Hou Pengfei, Tian Yumiao, Meng Xing
Key Laboratory of Physics and Technology for Advanced Batteries (Ministry of Education), College of Physics, Jilin University, Changchun, 130012, China.
Key Laboratory of Material Simulation Methods and Software of Ministry of Education, College of Physics, Jilin University, Changchun, 130012, China.
Chemistry. 2024 Sep 2;30(49):e202401373. doi: 10.1002/chem.202401373. Epub 2024 Aug 12.

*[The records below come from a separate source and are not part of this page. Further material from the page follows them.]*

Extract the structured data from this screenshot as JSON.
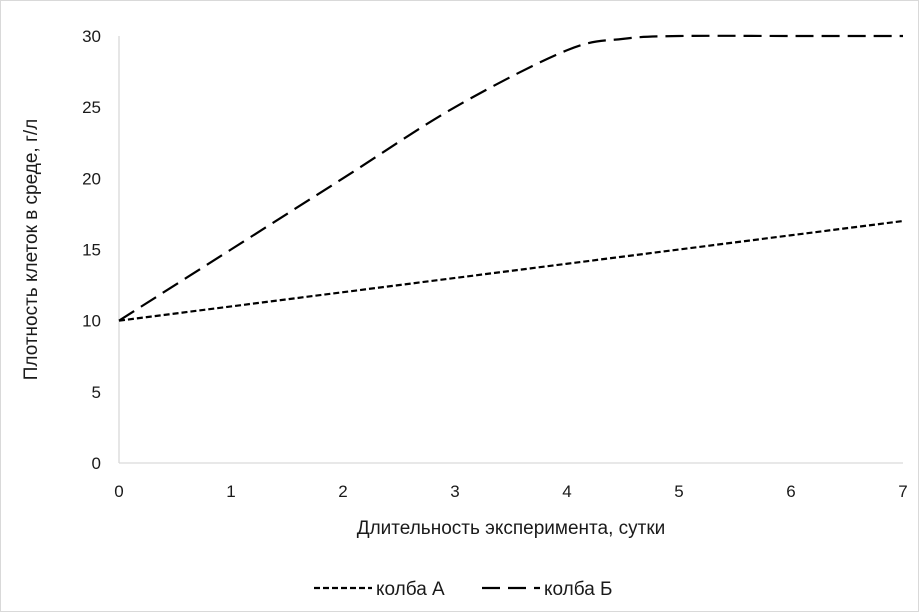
{
  "chart_data": {
    "type": "line",
    "title": "",
    "xlabel": "Длительность эксперимента, сутки",
    "ylabel": "Плотность клеток в среде, г/л",
    "xlim": [
      0,
      7
    ],
    "ylim": [
      0,
      30
    ],
    "x_ticks": [
      0,
      1,
      2,
      3,
      4,
      5,
      6,
      7
    ],
    "y_ticks": [
      0,
      5,
      10,
      15,
      20,
      25,
      30
    ],
    "grid": false,
    "legend_position": "bottom",
    "line_color": "#000000",
    "series": [
      {
        "name": "колба А",
        "style": "short-dash",
        "x": [
          0,
          1,
          2,
          3,
          4,
          5,
          6,
          7
        ],
        "y": [
          10,
          11,
          12,
          13,
          14,
          15,
          16,
          17
        ]
      },
      {
        "name": "колба Б",
        "style": "long-dash",
        "x": [
          0,
          1,
          2,
          3,
          4,
          4.5,
          5,
          6,
          7
        ],
        "y": [
          10,
          15,
          20,
          25,
          29,
          29.8,
          30,
          30,
          30
        ]
      }
    ]
  }
}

Emerging developments in artificial intelligence have opened infinite possibilities for material simulation. Depending on the powerful fitting of machine learning algorithms to first-principles data, machine learning interatomic potentials (MLIPs) can effectively balance the accuracy and efficiency problems in molecular dynamics (MD) simulations, serving as powerful tools in various complex physicochemical systems. Consequently, this brings unprecedented enthusiasm for researchers to apply such novel technology in multiple fields to revisit the major scientific problems that have remained controversial owing to the limitations of previous computational methods. Herein, we introduce the evolution of MLIPs, provide valuable application examples for solid-liquid interfaces, and present current challenges. Driven by solving multitudinous difficulties in terms of the accuracy, efficiency, and versatility of MLIPs, this booming technique, combined with molecular simulation methods, will provide an underlying and valuable understanding of interdisciplinary scientific challenges, including materials, physics, and chemistry.
人工智能领域的新兴发展为材料模拟开启了无限可能。基于机器学习算法对第一性原理数据的强大拟合能力,机器学习原子间势(MLIPs)能够有效平衡分子动力学(MD)模拟中的准确性和效率问题,成为各种复杂物理化学系统中的有力工具。因此,这为研究人员带来了前所未有的热情,促使他们将这种新技术应用于多个领域,重新审视由于先前计算方法的局限性而一直存在争议的重大科学问题。在此,我们介绍了MLIPs的发展历程,提供了固液界面的宝贵应用实例,并阐述了当前面临的挑战。受解决MLIPs在准确性、效率和通用性方面诸多难题的驱动,这项蓬勃发展的技术与分子模拟方法相结合,将为跨学科科学挑战,包括材料科学、物理学和化学,提供深入且有价值的理解。